Empfohlener externer Inhalt
Trailer „The Beast“
Mit erkennbarer Freude am Rätselhaften lädt Bertrand Bonello seine Erzählungen mit mystischen Motiven auf und lässt Gabrielle etwa immer wieder verhängnisvolle Begegnungen mit ominösen Tauben, leblosen Puppen oder unheilverkündenden Wahrsagerinnen machen. Nur dann, wenn es um den Wettstreit von Vernunft und Gefühl geht, wird „The Beast“ erneut deutlich: In allen drei Inkarnationen könnten Gabrielle und Louis zueinanderfinden und werden im Moment, in dem sie sich gegen die Möglichkeit der Liebe entscheiden, ins Verderben gestürzt.

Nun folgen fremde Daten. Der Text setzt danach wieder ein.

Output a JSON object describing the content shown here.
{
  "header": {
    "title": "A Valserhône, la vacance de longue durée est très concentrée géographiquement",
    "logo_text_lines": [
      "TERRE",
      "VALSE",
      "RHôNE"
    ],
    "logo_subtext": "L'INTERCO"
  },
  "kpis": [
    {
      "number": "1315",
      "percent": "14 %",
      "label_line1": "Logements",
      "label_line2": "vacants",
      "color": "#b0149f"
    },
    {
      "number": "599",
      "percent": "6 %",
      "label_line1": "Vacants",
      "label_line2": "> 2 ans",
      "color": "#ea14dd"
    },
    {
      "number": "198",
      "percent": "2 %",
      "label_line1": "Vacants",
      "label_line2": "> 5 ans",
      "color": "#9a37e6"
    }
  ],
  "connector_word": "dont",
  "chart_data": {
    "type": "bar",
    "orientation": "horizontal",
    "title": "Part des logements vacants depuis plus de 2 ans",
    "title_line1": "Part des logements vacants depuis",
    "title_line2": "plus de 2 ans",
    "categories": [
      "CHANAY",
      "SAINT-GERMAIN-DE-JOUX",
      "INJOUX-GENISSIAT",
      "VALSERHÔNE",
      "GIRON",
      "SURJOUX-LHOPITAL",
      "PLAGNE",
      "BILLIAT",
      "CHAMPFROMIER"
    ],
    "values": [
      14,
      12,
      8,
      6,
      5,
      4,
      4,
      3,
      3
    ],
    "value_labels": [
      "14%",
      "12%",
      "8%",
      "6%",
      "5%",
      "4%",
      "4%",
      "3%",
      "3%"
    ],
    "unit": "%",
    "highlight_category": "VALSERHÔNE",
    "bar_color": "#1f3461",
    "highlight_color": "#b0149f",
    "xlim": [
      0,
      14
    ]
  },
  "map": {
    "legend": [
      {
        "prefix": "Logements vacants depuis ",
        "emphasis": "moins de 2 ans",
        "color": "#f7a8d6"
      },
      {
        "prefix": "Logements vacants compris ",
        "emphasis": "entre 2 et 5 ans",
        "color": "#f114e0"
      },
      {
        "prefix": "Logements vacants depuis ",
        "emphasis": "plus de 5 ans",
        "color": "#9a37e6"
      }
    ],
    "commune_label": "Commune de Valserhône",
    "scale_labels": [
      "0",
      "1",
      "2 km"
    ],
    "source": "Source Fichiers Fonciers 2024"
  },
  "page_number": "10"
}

So faszinierend und verführerisch dieses filmische Plädoyer für die Bedeutung der Emotionen auch ist, bleibt auch dieser Film letztlich vor dem unlösbaren Widerspruch zwischen Leidenschaft und Logik stehen. Schließlich ist es genau die unkontrollierte Macht der „Affekte“, die die dystopische Zukunft in „The Beast“ heraufbeschworen hat. Welche zerstörerische Kraft sie entfalten können, wenn sie politisch instrumentalisiert werden, ist immerhin auch in unserer Gegenwart zu beobachten. Auch dass die lähmende Angst, die Gabrielle und Louis immer wieder voneinander trennt, selbst eine der intensivsten Empfindungen ist, lässt sich kaum leugnen.
Vielleicht aber ist es für einen Regisseur, der die Kraft der Gefühle verteidigt, nur konsequent, sich selbst nicht streng der Ordnung der Vernunft zu unterwerfen. Und in dieser anregenden Unberechenbarkeit folgt man Bertrand Bonello nur allzu gerne.